El día de hoy comenzamos, una vez más, la celebración del triduo pascual, donde conmemoramos la pasión, muerte y resurrección de Jesús de Nazareth, Señor de nuestra historia. Desde este momento, dejamos atrás la cuaresma. Esos cuarenta días en los que hemos tenido la oportunidad de meditar sobre nuestro andar como cristianos y, ayudados de la oración y la penitencia, nos hemos preparado para la vivencia de la ya muy próxima pascua. En este día, inicio del triduo pascual, venimos como comunidad a recordar la última cena de Jesús, la institución de la Eucaristía y, por ende, la institución del orden sacerdotal. Todo esto está enmarcado en el contexto del lavatorio de los pies, como una expresión del mandamiento del amor.
06
Eucaristía. Sabemos que Juan es el único evangelista que no relata expresamente la institución de la Eucaristía. El gesto del lavatorio de pies, enmarcado tan solemnemente, se desplaza en el mismo sentido. Los otros evangelios y San Pablo nos recuerdan y refuerzan el hecho. Así comprendemos, que tras el lavatorio, venga entonces la entrega de su Cuerpo y de su Sangre, «por nosotros». No era una cena-homenaje, sino una cena-entrega en que el Señor da parte de sí mismo a sus amigos, crea una comunión de vida con ellos. Por eso la cena del jueves no se puede entender sin la cruz del viernes. «Cada vez que comen de este pan y beben de esta copa, proclaman la muerte del Señor hasta que vuelva» (1 Co. 11,26).

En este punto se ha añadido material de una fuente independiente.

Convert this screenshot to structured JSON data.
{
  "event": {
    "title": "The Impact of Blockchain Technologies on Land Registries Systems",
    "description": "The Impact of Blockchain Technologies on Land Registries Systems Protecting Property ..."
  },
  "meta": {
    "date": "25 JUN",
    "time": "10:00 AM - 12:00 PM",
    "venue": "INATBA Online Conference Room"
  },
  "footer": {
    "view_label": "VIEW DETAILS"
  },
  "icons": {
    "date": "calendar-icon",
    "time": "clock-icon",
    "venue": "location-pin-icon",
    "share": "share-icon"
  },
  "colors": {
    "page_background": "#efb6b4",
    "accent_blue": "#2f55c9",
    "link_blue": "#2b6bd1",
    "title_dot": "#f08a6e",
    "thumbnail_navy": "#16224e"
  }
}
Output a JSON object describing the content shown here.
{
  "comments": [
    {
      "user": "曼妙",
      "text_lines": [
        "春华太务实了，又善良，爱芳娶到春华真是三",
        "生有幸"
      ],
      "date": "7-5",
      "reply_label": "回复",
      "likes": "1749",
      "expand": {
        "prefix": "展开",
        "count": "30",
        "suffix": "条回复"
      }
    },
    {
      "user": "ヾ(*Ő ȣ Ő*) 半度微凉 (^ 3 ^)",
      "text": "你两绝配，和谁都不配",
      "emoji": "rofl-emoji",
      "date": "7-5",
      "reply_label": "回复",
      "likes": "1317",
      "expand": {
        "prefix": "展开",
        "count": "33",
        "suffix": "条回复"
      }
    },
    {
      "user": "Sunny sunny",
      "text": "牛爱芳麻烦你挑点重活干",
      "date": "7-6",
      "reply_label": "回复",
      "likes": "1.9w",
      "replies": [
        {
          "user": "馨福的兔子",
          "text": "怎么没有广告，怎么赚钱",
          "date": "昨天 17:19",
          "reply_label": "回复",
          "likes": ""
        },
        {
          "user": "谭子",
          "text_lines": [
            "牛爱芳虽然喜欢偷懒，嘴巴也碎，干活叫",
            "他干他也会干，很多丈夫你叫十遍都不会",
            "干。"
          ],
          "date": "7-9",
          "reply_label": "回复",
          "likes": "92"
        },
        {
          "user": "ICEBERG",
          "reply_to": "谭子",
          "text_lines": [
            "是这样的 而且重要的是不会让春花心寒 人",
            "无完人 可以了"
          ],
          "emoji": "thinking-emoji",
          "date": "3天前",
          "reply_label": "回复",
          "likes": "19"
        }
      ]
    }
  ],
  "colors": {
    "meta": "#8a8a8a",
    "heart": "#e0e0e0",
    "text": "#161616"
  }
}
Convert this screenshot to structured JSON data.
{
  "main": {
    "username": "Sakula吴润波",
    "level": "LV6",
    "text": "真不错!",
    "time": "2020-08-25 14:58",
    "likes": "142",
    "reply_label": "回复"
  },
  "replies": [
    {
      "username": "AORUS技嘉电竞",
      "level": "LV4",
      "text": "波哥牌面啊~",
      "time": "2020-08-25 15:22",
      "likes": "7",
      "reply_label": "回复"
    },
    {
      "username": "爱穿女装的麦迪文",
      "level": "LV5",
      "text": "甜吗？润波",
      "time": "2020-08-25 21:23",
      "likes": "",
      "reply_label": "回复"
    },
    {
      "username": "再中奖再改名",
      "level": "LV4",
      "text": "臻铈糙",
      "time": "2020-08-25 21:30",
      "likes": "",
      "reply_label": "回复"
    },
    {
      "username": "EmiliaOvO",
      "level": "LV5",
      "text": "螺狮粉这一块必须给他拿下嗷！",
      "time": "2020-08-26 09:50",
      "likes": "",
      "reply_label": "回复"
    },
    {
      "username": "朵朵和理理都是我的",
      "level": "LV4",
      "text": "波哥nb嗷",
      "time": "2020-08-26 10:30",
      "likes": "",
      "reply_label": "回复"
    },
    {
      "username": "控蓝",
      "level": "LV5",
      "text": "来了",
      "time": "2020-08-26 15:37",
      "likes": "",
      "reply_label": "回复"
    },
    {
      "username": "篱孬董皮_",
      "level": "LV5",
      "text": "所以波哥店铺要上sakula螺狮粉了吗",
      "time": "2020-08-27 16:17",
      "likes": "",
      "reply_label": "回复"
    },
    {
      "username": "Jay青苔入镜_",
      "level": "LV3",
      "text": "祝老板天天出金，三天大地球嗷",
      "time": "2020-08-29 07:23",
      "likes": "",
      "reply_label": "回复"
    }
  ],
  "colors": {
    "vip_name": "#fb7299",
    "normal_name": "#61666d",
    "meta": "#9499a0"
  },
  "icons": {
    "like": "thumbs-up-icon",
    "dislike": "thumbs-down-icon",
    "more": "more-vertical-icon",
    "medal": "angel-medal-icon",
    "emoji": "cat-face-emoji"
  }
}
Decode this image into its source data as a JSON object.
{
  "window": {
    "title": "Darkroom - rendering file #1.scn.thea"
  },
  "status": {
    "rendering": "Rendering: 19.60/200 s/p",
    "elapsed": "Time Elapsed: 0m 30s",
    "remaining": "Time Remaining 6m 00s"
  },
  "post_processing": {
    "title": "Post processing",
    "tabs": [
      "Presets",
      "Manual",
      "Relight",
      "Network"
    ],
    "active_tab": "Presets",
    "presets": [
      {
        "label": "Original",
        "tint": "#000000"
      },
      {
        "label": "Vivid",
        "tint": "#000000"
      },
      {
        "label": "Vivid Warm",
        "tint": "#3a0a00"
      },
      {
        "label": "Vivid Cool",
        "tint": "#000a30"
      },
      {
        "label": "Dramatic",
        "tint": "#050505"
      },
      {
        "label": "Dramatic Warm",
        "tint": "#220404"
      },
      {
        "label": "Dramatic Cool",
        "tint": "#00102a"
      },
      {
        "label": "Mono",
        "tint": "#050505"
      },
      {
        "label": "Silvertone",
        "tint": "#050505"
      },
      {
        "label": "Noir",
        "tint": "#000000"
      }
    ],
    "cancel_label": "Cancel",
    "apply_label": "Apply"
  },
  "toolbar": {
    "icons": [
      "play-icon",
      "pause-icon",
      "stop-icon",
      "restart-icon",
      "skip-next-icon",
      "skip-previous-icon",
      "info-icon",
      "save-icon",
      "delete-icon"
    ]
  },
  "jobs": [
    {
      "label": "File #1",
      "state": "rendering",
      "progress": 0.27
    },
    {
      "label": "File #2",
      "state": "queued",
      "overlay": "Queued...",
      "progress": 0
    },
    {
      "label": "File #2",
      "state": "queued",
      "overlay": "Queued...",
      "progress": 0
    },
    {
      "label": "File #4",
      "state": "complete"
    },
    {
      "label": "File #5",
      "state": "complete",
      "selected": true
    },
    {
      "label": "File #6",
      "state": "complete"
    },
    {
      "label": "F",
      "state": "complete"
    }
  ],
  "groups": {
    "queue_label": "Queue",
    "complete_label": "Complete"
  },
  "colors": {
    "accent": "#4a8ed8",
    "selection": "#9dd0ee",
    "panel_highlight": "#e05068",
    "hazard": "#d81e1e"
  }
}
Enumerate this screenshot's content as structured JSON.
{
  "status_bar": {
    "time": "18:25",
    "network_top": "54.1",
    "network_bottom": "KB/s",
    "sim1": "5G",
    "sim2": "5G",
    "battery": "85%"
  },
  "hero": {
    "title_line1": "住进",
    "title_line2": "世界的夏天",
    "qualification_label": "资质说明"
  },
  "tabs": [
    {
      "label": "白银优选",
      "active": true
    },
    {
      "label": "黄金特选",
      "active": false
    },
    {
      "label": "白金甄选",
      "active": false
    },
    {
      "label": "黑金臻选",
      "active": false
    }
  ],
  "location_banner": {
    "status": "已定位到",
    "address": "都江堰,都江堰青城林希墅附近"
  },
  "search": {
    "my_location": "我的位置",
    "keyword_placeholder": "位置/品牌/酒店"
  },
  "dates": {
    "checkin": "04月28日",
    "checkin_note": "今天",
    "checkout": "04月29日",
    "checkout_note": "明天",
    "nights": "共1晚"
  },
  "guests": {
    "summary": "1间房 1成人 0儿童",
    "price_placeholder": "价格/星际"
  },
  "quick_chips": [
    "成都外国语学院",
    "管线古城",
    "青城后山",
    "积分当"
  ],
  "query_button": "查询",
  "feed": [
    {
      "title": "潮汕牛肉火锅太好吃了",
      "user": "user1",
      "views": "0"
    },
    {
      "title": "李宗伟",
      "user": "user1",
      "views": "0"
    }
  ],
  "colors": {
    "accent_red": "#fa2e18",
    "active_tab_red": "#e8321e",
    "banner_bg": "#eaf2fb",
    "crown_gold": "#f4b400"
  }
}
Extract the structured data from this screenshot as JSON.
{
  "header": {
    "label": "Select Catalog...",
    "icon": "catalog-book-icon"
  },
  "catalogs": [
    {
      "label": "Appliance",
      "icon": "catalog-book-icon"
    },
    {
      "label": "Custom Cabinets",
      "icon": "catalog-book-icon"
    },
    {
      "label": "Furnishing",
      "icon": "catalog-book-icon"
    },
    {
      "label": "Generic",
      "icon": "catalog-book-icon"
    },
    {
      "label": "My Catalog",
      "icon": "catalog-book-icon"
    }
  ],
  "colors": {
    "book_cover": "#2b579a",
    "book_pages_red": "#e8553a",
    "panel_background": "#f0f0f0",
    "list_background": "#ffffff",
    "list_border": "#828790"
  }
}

Recordemos aquí las palabras de Benedicto XVI, quién decía que “lo que Jesús deseaba primero es ser recibido por nosotros en la comunión. Él quiere ser para nosotros sobre todo un alimento. El pan santo no es en primer término para contemplar, sino para comer. Es decir: Él se quedó allí no solo para ser adorado, sino sobre todo para ser recibido”. Así, de esta manera somos invitados a ser sagrarios vivos de la presencia de Dios entre nosotros.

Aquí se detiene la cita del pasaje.